Ainsi les adolescents trimballent-ils souvent, dès quinze ou seize ans, un corps immense, avec cette maladresse si caractéristique de ceux qui ont grandi trop vite. Ils bousculent tout sur leur passage, les objets fragiles comme leurs semblables, les habitudes de leurs aînés comme les conventions des institutions familiales ou scolaires. Ils semblent, partout, forcer le passage et brutaliser leur environnement. Ils passent devant nous sans nous voir et nous obligent à reculer sans esquisser la moindre excuse. Le torse en avant, la tête inclinée, les bras ballants, ils traversent l'espace comme s'ils étaient seuls au monde.

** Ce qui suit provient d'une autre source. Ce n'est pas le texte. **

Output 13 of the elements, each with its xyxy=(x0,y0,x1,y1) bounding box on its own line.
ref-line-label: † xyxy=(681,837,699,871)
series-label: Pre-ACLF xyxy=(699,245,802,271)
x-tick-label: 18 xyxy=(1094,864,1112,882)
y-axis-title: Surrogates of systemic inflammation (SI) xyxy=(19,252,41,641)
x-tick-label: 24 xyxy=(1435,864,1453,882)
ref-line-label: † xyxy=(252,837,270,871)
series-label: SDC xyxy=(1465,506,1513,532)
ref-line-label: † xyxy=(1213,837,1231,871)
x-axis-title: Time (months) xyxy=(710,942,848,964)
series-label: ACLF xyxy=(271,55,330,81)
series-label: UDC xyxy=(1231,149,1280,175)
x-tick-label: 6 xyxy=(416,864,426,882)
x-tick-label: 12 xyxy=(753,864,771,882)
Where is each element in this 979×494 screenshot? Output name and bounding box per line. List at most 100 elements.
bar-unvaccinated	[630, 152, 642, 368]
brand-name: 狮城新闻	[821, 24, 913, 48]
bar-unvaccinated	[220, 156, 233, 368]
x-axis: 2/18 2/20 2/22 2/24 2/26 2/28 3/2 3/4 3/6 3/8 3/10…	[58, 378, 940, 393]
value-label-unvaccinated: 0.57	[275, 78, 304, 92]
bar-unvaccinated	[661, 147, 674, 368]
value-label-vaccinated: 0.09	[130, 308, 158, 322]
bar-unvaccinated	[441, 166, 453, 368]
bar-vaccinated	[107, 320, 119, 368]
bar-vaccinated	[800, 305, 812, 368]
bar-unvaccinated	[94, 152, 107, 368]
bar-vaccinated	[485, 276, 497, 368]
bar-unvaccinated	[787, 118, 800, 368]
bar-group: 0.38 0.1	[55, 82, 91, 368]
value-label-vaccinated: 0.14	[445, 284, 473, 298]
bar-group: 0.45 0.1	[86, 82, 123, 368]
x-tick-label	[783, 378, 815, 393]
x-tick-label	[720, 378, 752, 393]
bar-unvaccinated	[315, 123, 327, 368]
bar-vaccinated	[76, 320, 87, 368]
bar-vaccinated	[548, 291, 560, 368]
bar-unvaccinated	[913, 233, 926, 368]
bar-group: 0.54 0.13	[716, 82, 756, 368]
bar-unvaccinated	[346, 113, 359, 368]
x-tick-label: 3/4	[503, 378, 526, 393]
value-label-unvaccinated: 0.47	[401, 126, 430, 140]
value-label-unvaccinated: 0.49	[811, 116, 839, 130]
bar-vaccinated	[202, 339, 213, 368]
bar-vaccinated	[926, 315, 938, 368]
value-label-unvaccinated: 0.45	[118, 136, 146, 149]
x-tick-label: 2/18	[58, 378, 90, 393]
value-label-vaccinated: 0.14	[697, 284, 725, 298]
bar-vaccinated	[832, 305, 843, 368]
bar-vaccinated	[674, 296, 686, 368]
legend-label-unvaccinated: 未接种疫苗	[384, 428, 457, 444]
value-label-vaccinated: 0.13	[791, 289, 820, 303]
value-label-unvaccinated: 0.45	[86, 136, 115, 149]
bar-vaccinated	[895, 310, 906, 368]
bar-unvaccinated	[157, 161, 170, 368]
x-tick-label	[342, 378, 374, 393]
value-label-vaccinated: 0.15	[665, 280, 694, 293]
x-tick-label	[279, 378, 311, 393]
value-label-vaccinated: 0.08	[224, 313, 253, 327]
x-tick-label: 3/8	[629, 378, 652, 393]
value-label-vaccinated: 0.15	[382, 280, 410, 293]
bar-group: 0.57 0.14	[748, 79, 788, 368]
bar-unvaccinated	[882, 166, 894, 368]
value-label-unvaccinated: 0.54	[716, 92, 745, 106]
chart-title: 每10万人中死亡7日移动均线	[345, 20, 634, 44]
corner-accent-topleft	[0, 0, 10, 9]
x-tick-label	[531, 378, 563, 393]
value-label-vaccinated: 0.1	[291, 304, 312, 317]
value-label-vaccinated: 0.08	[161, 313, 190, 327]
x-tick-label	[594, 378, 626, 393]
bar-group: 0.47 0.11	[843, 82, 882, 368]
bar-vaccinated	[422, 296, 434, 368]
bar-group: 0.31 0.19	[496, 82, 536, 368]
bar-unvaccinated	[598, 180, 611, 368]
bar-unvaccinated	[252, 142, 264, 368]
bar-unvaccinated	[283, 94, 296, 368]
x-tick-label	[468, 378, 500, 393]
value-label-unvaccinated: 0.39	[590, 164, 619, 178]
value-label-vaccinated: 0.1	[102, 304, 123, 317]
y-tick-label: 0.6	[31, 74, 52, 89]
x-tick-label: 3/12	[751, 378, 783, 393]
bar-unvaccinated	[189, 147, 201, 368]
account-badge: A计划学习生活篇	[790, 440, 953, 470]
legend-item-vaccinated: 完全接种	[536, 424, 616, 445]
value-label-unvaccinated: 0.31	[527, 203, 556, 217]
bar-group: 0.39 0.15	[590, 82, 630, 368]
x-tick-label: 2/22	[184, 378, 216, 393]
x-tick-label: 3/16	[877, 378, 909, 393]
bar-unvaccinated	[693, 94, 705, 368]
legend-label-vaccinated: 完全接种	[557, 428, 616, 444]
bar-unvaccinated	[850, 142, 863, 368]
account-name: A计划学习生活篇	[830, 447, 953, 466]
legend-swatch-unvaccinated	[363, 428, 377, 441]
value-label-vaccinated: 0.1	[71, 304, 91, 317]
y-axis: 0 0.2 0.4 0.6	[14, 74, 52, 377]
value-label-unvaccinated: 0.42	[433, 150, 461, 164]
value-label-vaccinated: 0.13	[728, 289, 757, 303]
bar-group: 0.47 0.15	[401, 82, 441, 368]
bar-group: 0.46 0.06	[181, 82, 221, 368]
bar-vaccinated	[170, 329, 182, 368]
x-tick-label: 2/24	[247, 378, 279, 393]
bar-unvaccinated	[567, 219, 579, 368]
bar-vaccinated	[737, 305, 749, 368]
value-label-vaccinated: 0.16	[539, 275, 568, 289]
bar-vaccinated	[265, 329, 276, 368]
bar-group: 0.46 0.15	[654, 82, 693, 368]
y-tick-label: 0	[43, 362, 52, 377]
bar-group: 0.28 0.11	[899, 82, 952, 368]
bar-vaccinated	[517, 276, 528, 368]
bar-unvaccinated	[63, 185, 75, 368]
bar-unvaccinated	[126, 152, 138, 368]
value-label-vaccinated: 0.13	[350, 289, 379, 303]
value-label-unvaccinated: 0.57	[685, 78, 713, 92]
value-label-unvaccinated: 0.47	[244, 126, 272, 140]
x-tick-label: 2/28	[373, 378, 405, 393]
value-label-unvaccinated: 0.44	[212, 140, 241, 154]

Et puis, ils s'affalent brutalement dans les fauteuils... avant, à table, de s'étaler sans la moindre considération pour leurs voisins.

  Évidemment, cela nous agace profondément ! Nous ne supportons pas cette manière de s'imposer, cette sorte de provocation passive que constitue la présence à nos côtés, d'un corps dégingandé, le plus souvent muet, qui vient piétiner nos plates-bandes sans se soucier le moins du monde de nous... Nous sommes tentés, alors, de marquer notre mécontentement. En fronçant les sourcils, d'abord : avec l'espoir qu'il - ou elle - comprendra que notre visage renfrogné constitue une injonction à bien se tenir, à rectifier la position et à s'excuser, humblement, de prendre autant de place. Mais l'opération est rarement couronnée de succès : pas facile de comprendre ce qu'on vous reproche quand on n'a rien à se reprocher ! Et, parfois, la situation dégénère : remarques acides, éclats de voix, colère... jusqu'au départ de l'intéressé qui claque la porte, convaincu d'être victime d'une injustice.

C'est pourtant difficile de demander aux adultes de tout accepter sans rien dire. Et puis, on a bien le droit à ses petits énervements ! On ne voit pas pourquoi seuls les jeunes pourraient imposer aux autres leurs caprices...

Il nous faut pourtant raison garder. Notre responsabilité d'éducateur nous impose de ne pas entrer dans un rapport de forces qui ne fera que durcir la position de l'autre et créer des incompréhensions. En revanche, il nous revient d'apprendre à voir, derrière ce corps prématurément grandi, l'adolescent encore fragile qui a besoin de nous. Ne pas nous laisser impressionner par une apparence et des comportements qui nous indisposent, mais regarder l'être en devenir qui ne sait pas encore comment trouver la bonne distance avec les autres et avec le monde. Et engager le dialogue. Comme si de rien n'était. Sur le dernier film qu'il a vu.